Just tried out the Open Fabric driver (after making a System Restore Point and importing the certificate) on Windows 10 PRO 2004 (19041.264) Preview. Unfortunately it ended quickly with a "Automatic Restore.
Did not delete/disable hibernate (have switched off Fast Boot already because of issues with AMD drivers), so wil try that as well.

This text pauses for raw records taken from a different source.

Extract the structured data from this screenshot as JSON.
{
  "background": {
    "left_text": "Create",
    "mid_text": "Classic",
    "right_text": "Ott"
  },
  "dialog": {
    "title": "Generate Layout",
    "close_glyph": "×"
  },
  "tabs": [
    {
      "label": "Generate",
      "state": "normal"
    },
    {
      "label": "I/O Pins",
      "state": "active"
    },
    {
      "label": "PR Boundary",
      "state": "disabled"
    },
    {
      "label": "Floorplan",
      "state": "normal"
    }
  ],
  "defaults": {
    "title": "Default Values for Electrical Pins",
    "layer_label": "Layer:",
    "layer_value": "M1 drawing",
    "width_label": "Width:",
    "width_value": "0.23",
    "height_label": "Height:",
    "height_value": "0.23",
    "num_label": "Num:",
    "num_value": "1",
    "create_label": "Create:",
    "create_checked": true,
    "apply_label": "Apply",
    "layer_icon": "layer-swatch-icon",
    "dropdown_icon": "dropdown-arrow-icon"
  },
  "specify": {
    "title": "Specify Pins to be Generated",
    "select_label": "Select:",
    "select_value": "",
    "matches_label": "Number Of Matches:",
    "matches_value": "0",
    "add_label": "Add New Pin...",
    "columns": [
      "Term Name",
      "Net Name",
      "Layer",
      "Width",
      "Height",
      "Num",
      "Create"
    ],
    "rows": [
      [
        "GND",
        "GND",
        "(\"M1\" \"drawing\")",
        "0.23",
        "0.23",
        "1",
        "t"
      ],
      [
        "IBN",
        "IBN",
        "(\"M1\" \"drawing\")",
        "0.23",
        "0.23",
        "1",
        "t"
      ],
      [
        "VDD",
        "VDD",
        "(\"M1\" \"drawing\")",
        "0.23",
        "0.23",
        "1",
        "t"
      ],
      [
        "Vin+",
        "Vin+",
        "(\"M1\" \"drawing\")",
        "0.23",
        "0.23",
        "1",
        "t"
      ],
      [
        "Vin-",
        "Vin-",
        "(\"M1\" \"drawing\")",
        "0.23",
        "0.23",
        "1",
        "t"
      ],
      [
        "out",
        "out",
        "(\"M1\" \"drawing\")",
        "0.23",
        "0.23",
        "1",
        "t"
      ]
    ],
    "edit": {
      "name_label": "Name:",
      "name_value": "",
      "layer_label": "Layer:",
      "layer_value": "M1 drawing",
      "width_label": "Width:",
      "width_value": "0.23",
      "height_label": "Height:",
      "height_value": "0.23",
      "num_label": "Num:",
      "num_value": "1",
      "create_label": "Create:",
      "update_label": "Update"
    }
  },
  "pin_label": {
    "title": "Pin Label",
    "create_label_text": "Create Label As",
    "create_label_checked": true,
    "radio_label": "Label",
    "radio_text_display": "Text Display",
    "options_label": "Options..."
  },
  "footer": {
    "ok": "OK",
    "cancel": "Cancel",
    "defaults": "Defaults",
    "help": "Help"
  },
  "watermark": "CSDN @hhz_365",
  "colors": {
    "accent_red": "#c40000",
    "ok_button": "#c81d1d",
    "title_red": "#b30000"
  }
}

If you want the best possible performance of your NVMe SSD (which one do you use?), I recommend to install the mod+signed generic Samsung v3.3.0.2003.

For NVMe drives I use a WD Black SN750 500GB on M2_1 (3.0x4) and a WD Blue SN500 on M2_2 (3.0x2). Boot disk is WD Black SN750.
Do the Samsung drivers also run on non-Samsung?

Yes, if you use the mod+signed generic ones.